Die Linse wächst durch Hinzufügen von Schalen aus neuen Faserzellen, die über frühere Generationen von Fasern24,25 gelegt werden. Faserzellen haben eine längliche, sechseckige Querschnittsform mit zwei breiten Seiten und vier kurzen Seiten. Diese Zellen erstrecken sich vom vorderen zum hinteren Pol der Linse, und je nach Art können die Linsenfasern mehrere Millimeter lang sein. Um die Struktur dieser länglichen und dünnen Zellen zu unterstützen, schaffen spezielle Verflechtungen entlang der breiten und kurzen Seiten ineinandergreifende Strukturen, um die Linsenform und die biomechanischen Eigenschaften zu erhalten.

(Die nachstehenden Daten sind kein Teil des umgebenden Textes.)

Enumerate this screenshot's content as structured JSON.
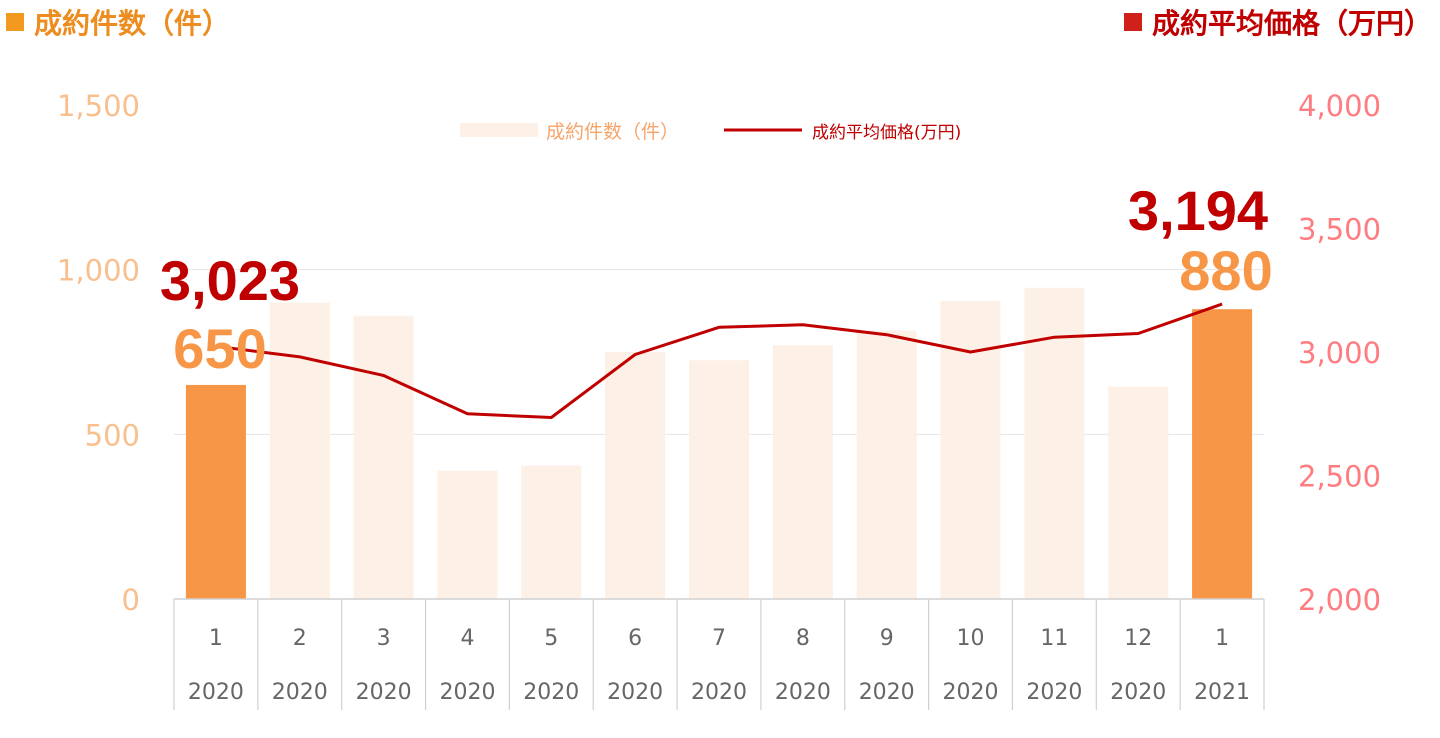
{
  "header": {
    "left_title": "成約件数（件）",
    "right_title": "成約平均価格（万円）"
  },
  "colors": {
    "bar_highlight": "#f79646",
    "bar_faded": "#fdf0e6",
    "line": "#c00000",
    "left_axis_text": "#f8c08f",
    "right_axis_text": "#ff7c80",
    "left_title": "#ed8c1f",
    "right_title": "#c00000"
  },
  "chart_data": {
    "type": "bar",
    "categories": [
      [
        "1",
        "2020"
      ],
      [
        "2",
        "2020"
      ],
      [
        "3",
        "2020"
      ],
      [
        "4",
        "2020"
      ],
      [
        "5",
        "2020"
      ],
      [
        "6",
        "2020"
      ],
      [
        "7",
        "2020"
      ],
      [
        "8",
        "2020"
      ],
      [
        "9",
        "2020"
      ],
      [
        "10",
        "2020"
      ],
      [
        "11",
        "2020"
      ],
      [
        "12",
        "2020"
      ],
      [
        "1",
        "2021"
      ]
    ],
    "series": [
      {
        "name": "成約件数（件）",
        "kind": "bar",
        "axis": "left",
        "values": [
          650,
          900,
          860,
          390,
          405,
          750,
          725,
          770,
          815,
          905,
          945,
          645,
          880
        ],
        "highlight_indices": [
          0,
          12
        ]
      },
      {
        "name": "成約平均価格(万円)",
        "kind": "line",
        "axis": "right",
        "values": [
          3023,
          2980,
          2905,
          2750,
          2735,
          2990,
          3100,
          3110,
          3070,
          3000,
          3060,
          3075,
          3194
        ]
      }
    ],
    "left_axis": {
      "min": 0,
      "max": 1500,
      "ticks": [
        "0",
        "500",
        "1,000",
        "1,500"
      ]
    },
    "right_axis": {
      "min": 2000,
      "max": 4000,
      "ticks": [
        "2,000",
        "2,500",
        "3,000",
        "3,500",
        "4,000"
      ]
    },
    "annotations": {
      "first_price": "3,023",
      "first_count": "650",
      "last_price": "3,194",
      "last_count": "880"
    },
    "grid": true,
    "legend": "top-center"
  }
}
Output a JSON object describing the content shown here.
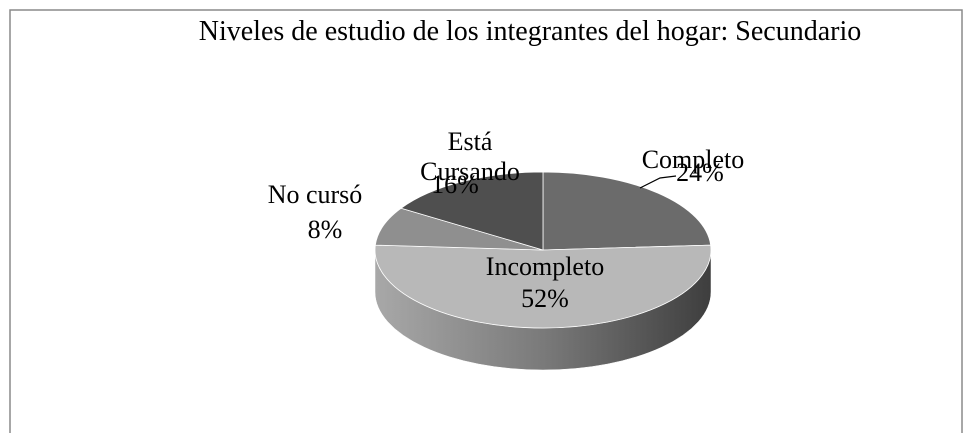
{
  "chart_data": {
    "type": "pie3d",
    "title": "Niveles de estudio de los integrantes del hogar: Secundario",
    "categories": [
      "Completo",
      "Incompleto",
      "No cursó",
      "Está Cursando"
    ],
    "values": [
      24,
      52,
      8,
      16
    ],
    "value_labels": [
      "24%",
      "52%",
      "8%",
      "16%"
    ],
    "colors": [
      "#6b6b6b",
      "#b8b8b8",
      "#8f8f8f",
      "#4f4f4f"
    ]
  }
}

Veränderungen der Zellmembranform während der Differenzierung und Reifung von Faserzellen wurden durch elektronenmikroskopische (EM) Studien umfassend dokumentiert 2,3,4,5,6,7,8,9,10,20,26,27,28,29 . Neu gebildete Faserzellen haben Kugeln und Pfannen entlang ihrer breiten Seiten mit sehr kleinen Vorsprüngen entlang ihrer kurzen Seiten, während reife Fasern ineinandergreifende Vorsprünge und Paddel entlang ihrer kurzen Seiten haben. Kernfasern weisen Nut-Feder-Verflechtungen und eine globuläre Membranmorphologie auf. Über die Proteine, die für diese komplexen ineinandergreifenden Membranen benötigt werden, ist wenig bekannt. Bisherige Studien zur Proteinlokalisierung in Faserzellen stützten sich auf Linsengewebeschnitte, die keine eindeutige Visualisierung der komplexen Zellarchitektur ermöglichen.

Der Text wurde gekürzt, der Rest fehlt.